Completely new certificate/server/domain: Failed authorization procedure


#1

Hi All,

I am completely new to configuting apache for https and using certbot. I was reading that certbot would automatically configure HTTPS so I followed directions on the certbot xenialapache page, but I feel I am missing many things. I don’t understand where the auto install gives me a challenge to put in my TXT records, or if it is doing some other method to authenticate. I’m quite lost.

Initially I was receiving the following errors when following the guide and commands described below:

File “/usr/lib/python3/dist-packages/certbot/auth_handler.py”, line 82, in handle_authorizations
self._respond(aauthzrs, resp, best_effort)
File “/usr/lib/python3/dist-packages/certbot/auth_handler.py”, line 168, in _respond
self._poll_challenges(aauthzrs, chall_update, best_effort)
File “/usr/lib/python3/dist-packages/certbot/auth_handler.py”, line 239, in _poll_challenges
raise errors.FailedChallenges(all_failed_achalls)

I was able to fix this by installing python3-pyasn1

However I’m still stuck with the output described below.

My domain is:

nationalrfs.com

I ran this command:

certbot --apache

It produced this output:

Saving debug log to /var/log/letsencrypt/letsencrypt.log
Plugins selected: Authenticator apache, Installer apache
Starting new HTTPS connection (1): acme-v02.api.letsencrypt.org

Which names would you like to activate HTTPS for?


1: nationalrfs.com
2: wp.nationalrfs.com


Select the appropriate numbers separated by commas and/or spaces, or leave input
blank to select all options shown (Enter ‘c’ to cancel):

I ran this command:

1

It produced this output:

Obtaining a new certificate
Performing the following challenges:
http-01 challenge for nationalrfs.com
Waiting for verification…
Cleaning up challenges
Failed authorization procedure. nationalrfs.com (http-01): urn:ietf:params:acme:error:unauthorized :: The client lacks sufficient authorization :: Invalid response from http://nationalrfs.com/.well-known/acme-challenge/XXXXXXXXXXXXX [45.77.114.94]: "\n<html lang=“en-US”>\n\n <meta charset=“UTF-8”>\n <meta name=“viewport” content=“width=device-width, ini”

IMPORTANT NOTES:

  • The following errors were reported by the server:

    Domain: nationalrfs.com
    Type: unauthorized
    Detail: Invalid response from
    http://nationalrfs.com/.well-known/acme-challenge/XXXXXXXXXXXXX
    [45.77.114.94]: "\n<html lang=“en-US”>\n\n

    \n <meta name=\"viewport\" content=\"width=device-width, ini"

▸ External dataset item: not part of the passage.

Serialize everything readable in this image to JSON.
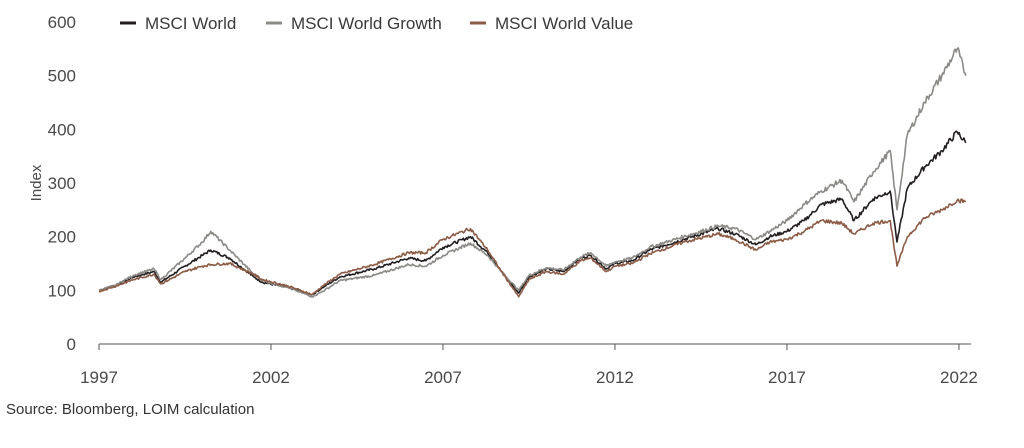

    To fix these errors, please make sure that your domain name was
    entered correctly and the DNS A/AAAA record(s) for that domain
    contain(s) the right IP address.

My web server is (include version):

Apache version 2.4.18

My DNS/Domain providers:

Godaddy (domain DNS management only, server runs on VPS).

The operating system my web server runs on is (include version):

Distributor ID: Ubuntu
Description: Ubuntu 16.04.6 LTS
Release: 16.04
Codename: xenial

My VPS provider is:

Vultr

I can login to a root shell on my machine:

Yes

I’m using a control panel to manage my site (no, or provide the name and version of the control panel):

No

The version of my client is:

certbot 0.31.0

Can anyone point me in the right direction? Thank in advance!


#2

Hi @ksva

if you use --apache, that’s http-01 validation, not dns-01 validation. So you don’t have to create a TXT entry.

I see, you have checked your domain via https://check-your-website.server-daten.de/?q=nationalrfs.com

Port 80 is open, www redirects to non-www, non-www answers with a correct http status 404 - Not Found.

So check your vHost configuration to find your DocumentRoot, then use it.

certbot run -a webroot -i apache -w yourDocumentRoot -d nationalrfs.com -d wp.nationalrfs.com

Perhaps add the www version (-d www.wp.nationalrfs.com).


#3

This got the install script to complete successfully! Unfortunately my original apache configuration was setup incorrectly but now I know how to utilize certbot in this environment. Thank you for the help.


closed #4

This topic was automatically closed 30 days after the last reply. New replies are no longer allowed.